If I was sent to ask him, for example, the simple binary question, “are we paying for this meal, or are you paying for it?” I would return to our group scratching my head. “I think he said…”

This was sometimes frustrating but generally endeared him to us. The only time we lost our patience with him was during the harrowing death-ride to Mersing. All the vehicles on the road to Mersing drive rediculously fast for the road conditions, but Raymond seemed determined to be the fastest. He passed every other car, truck, van and motorcycle.

Ultimately, though, we were difficult customers, and we knew it. Raymond was very flexible and accommodating considering this. He worked around our schedules, provided us with door-to-door service for the entire learning process, and organised a really fun first dive trip – oil spills not withstanding.

open water, day one

Last Friday, eleven of us packed ourselves and our dive equipment into Raymond’s small van and headed off to Malaysia for the weekend. Our mission was to get our open water scuba certifications.

Six of us left Fraser Suites just after dinner. We stopped at Raymond’s office to pick up our rented gear and another couple of divers.

Next was a truly harrowing night ride to the port of Mersing in Malaysia. 100+ kph. Skidding around tight curves. Swerving in and out of the way of oncoming traffic as we passed every fast-moving car, truck, van and motorbike between Johor Bahru and Mersing.

We arrived at our boat at about 2:30am and tried to catch a few winks before the boat embarked for Tioman Island, but the mosquitoes were fierce. Three bites on my face and one inside my ear – not to mention eight or ten on my arms – were enough to guarantee a sleepless night. All of us did manage to doze off for most of the 3 hour ride to the island, once the boat started moving.

We had a quick breakfast on the island then headed out for our first dive – ever.

Into an oil spill.

Apparently, a sizeable spill occurred off of Johor Bahru last week, and some of it made its way over to our first dive site. To be fair, we couldn’t see the oil from the boat. It was only after we’d been in the water for a few minutes that we started to notice a scattering of sticky black droplets on the surface.

While we waited on the surface for our instruction, bits of the oil started to stick to our faces, hair, gear.

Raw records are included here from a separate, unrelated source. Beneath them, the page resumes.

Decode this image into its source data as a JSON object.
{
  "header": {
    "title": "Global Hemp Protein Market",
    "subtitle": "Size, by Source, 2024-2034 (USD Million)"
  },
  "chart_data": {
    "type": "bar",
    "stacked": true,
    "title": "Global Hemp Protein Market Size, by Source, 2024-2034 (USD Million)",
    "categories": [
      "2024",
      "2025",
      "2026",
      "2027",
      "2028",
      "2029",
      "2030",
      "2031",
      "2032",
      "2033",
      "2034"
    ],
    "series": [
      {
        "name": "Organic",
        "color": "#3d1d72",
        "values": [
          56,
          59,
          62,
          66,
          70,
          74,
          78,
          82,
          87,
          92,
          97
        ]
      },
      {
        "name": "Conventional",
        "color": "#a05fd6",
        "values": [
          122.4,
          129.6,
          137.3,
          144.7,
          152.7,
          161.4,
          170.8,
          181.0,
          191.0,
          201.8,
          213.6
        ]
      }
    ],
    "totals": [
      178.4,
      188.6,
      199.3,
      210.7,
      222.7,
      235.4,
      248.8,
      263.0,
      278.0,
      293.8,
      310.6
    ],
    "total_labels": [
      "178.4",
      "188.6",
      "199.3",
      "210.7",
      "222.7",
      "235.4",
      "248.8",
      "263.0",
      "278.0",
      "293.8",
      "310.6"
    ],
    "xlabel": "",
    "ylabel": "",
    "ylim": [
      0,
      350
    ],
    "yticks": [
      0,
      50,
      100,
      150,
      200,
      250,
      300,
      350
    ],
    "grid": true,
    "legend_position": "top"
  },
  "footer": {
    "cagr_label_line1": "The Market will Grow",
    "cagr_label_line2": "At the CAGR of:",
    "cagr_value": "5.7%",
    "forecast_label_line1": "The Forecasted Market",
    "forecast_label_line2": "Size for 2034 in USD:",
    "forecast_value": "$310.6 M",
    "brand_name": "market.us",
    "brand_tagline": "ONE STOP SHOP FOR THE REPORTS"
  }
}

We descended to six or eight meters or so and went through a few skills for about 45 minutes. When we ascended to the surface, it seemed like the oil had cleared. But I was the first to swim to the boat, and as I reached to sweep the first clump of kelp out of my way, my arm and hand were suddenly covered in globs of thick, sticky oil.

Crude oil, as it turns out, is much more like tar. It’s sticky rather than greasy, and all the divers and snorklers on the boat were covered in it. Faces, arms, hair, wetsuits, bikinis and all our gear. We had to use diesel fuel as a solvent to get the stuff off our skin and out of our hair.

After the dive, we spent a few hours cleaning our gear and ate a small lunch before heading out for our second dive.

open water, prologue

A while back, I met a woman named Sharon at a bar. I have to say, I have no memory of what she looks like. I can barely remember anything about her, but I have her number in my contacts list, and she sms’s me from time to time. From these text messages, I have learned that she is an avid diver.

As a side note, it’s interesting that I’ve maintained a steady – if very infrequent – sms correspondence with Sharon. I chatted with her just once in a bar. That’s all. And although I haven’t seen her since that first night – months ago – she said she would have agreed to go away with our group for a weekend dive trip, if she did not already have plans to go to Amsterdam. It’s possible she has a better memory of me than I do of her, but the likelier story is that we just mutually trust that since we exchanged numbers a long time ago, we must have found each other interesting or at least harmless enough.

Anyway, I bring up Sharon because she recommended a dive instructor in one of her text messages months ago. I couldn’t remember who it was though, and when I tried to contact her to get the name, she was already on her way to Amsterdam.

So we ended up with the man we call crazy Raymond, whom I met through a dive shop in Lucky Plaza.